Accordingly, the Court will not dismiss the complaint or require Nesbit to plead a more definite statement of her claims.

IV. Conclusion
For the foregoing reasons, it is ORDERED that Defendant Daimler Trucks North America, LLC’s Motion to Dismiss or Alternative Motion for More Definite Statement (Doc. 36) and Defendant Detroit Diesel Corporation’s Motion to Dismiss or Alternative Motion for More Definite Statement (Doc. 37) are DENIED.

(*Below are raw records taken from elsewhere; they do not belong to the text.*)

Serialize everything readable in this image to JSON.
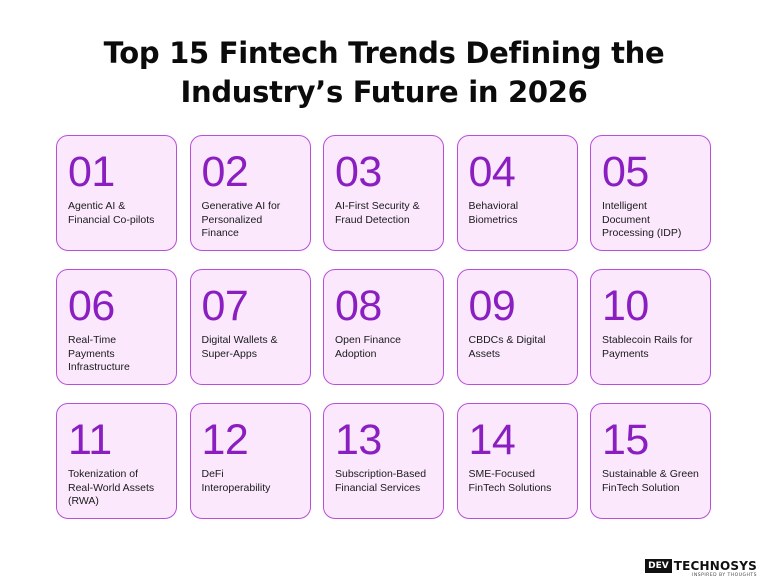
{
  "title": {
    "line1": "Top 15 Fintech Trends Defining the",
    "line2": "Industry’s Future in 2026"
  },
  "trends": [
    {
      "number": "01",
      "label": "Agentic AI & Financial Co-pilots"
    },
    {
      "number": "02",
      "label": "Generative AI for Personalized Finance"
    },
    {
      "number": "03",
      "label": "AI-First Security & Fraud Detection"
    },
    {
      "number": "04",
      "label": "Behavioral Biometrics"
    },
    {
      "number": "05",
      "label": "Intelligent Document Processing (IDP)"
    },
    {
      "number": "06",
      "label": "Real-Time Payments Infrastructure"
    },
    {
      "number": "07",
      "label": "Digital Wallets & Super-Apps"
    },
    {
      "number": "08",
      "label": "Open Finance Adoption"
    },
    {
      "number": "09",
      "label": "CBDCs & Digital Assets"
    },
    {
      "number": "10",
      "label": "Stablecoin Rails for Payments"
    },
    {
      "number": "11",
      "label": "Tokenization of Real-World Assets (RWA)"
    },
    {
      "number": "12",
      "label": "DeFi Interoperability"
    },
    {
      "number": "13",
      "label": "Subscription-Based Financial Services"
    },
    {
      "number": "14",
      "label": "SME-Focused FinTech Solutions"
    },
    {
      "number": "15",
      "label": "Sustainable & Green FinTech Solution"
    }
  ],
  "logo": {
    "box": "DEV",
    "text": "TECHNOSYS",
    "tagline": "INSPIRED BY THOUGHTS"
  },
  "colors": {
    "card_background": "#fbe8fd",
    "card_border": "#b84fd8",
    "number": "#8a1ec0",
    "title": "#0b0b0b"
  }
}
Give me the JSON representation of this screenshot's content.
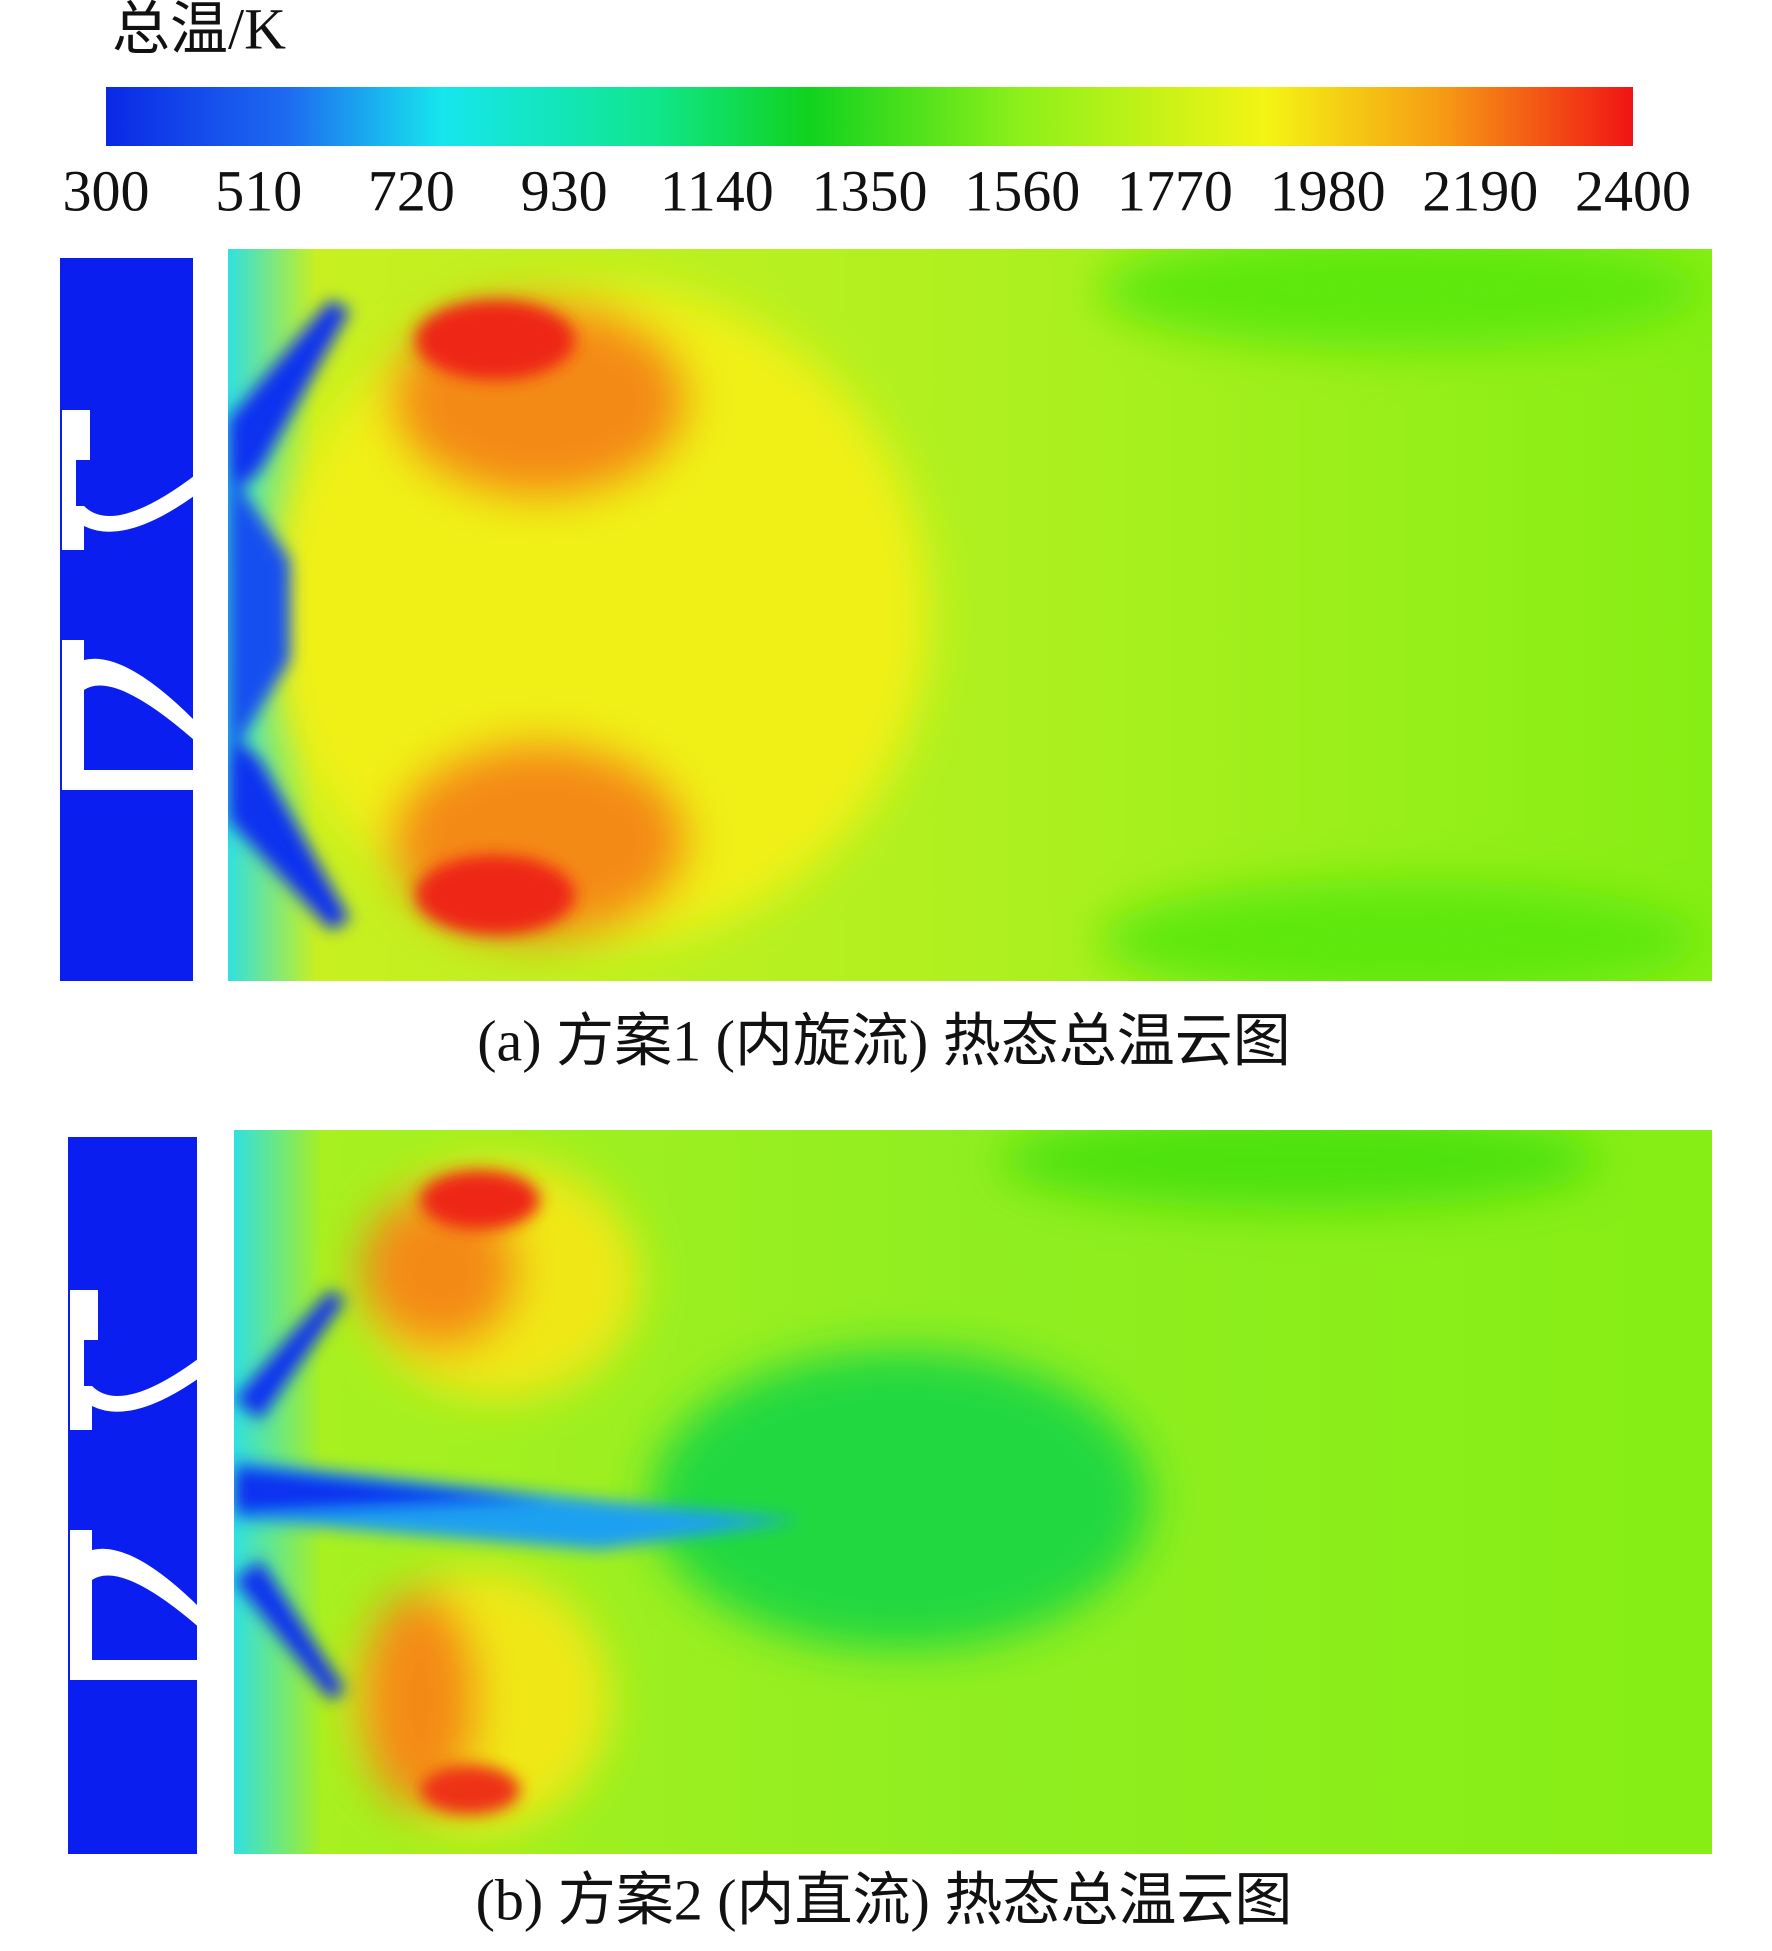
{
  "colorbar": {
    "title": "总温/K",
    "lim": [
      300,
      2400
    ],
    "ticks": [
      300,
      510,
      720,
      930,
      1140,
      1350,
      1560,
      1770,
      1980,
      2190,
      2400
    ]
  },
  "panels": [
    {
      "caption": "(a) 方案1 (内旋流) 热态总温云图"
    },
    {
      "caption": "(b) 方案2 (内直流) 热态总温云图"
    }
  ]
}
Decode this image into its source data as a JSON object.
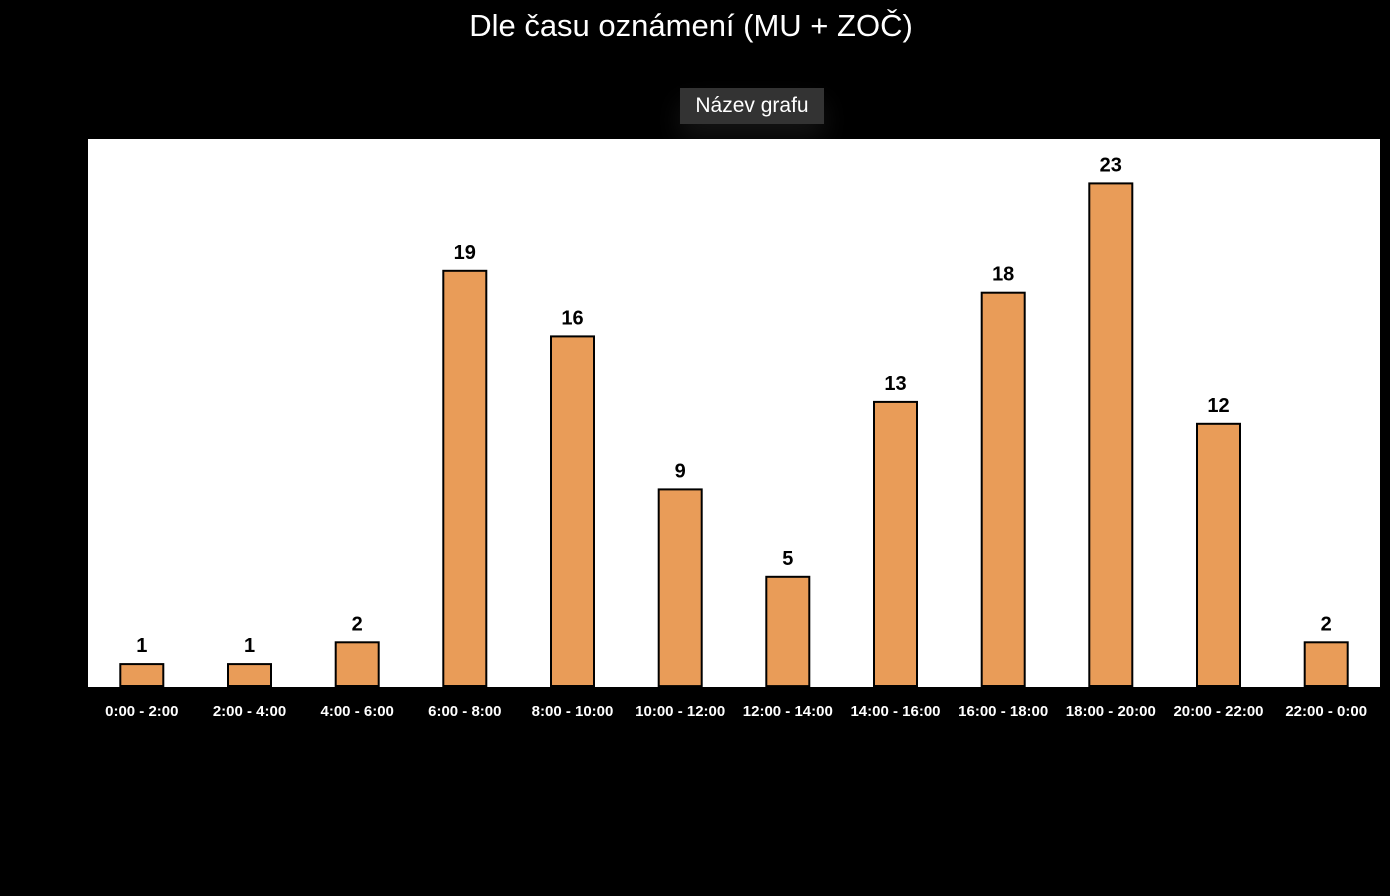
{
  "page": {
    "title": "Dle času oznámení (MU + ZOČ)"
  },
  "chart_name_tag": {
    "label": "Název grafu"
  },
  "colors": {
    "background": "#000000",
    "plot_area": "#ffffff",
    "bar_fill": "#e99c58",
    "bar_stroke": "#000000",
    "value_label": "#000000",
    "tick_label": "#ffffff",
    "tag_background": "#333333"
  },
  "chart_data": {
    "type": "bar",
    "title": "Dle času oznámení (MU + ZOČ)",
    "xlabel": "",
    "ylabel": "",
    "categories": [
      "0:00 - 2:00",
      "2:00 - 4:00",
      "4:00 - 6:00",
      "6:00 - 8:00",
      "8:00 - 10:00",
      "10:00 - 12:00",
      "12:00 - 14:00",
      "14:00 - 16:00",
      "16:00 - 18:00",
      "18:00 - 20:00",
      "20:00 - 22:00",
      "22:00 - 0:00"
    ],
    "values": [
      1,
      1,
      2,
      19,
      16,
      9,
      5,
      13,
      18,
      23,
      12,
      2
    ],
    "data_labels": true,
    "ylim": [
      0,
      25
    ],
    "grid": false,
    "legend": "none"
  }
}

DONE and ORDERED in Orlando, Florida, on July 27, 2021.

All Citations
Slip Copy, 2021 WL 3211209

Footnotes

1
At this stage of the case, the facts from Nesbit’s Third Amended Complaint (Doc. 32) are taken as true and construed in the light most favorable to Nesbit. See Hill v. White, 321 F.3d 1334, 1335 (11th Cir. 2003).

2
Rule 12(b)(6) provides that, prior to answering a complaint, a defendant may move the district court to dismiss the complaint for “failure to state a claim upon which relief can be granted.” Fed. R. Civ. P. 12(b)(6).

3
Rule 12(e) provides: “A party may move for a more definite statement of a pleading to which a responsive pleading is allowed but which is so vague or ambiguous that the party cannot reasonably prepare a response. The motion must be made before filing a responsive pleading and must point out the defects complained of and the details desired. If the court orders a more definite statement and the order is not obeyed within 14 days after notice of the order or within the time the court sets, the court may strike the pleading or issue any other appropriate order.”

4
The Court also concludes that the Complaint does not fall within any of the other categories of shotgun pleadings.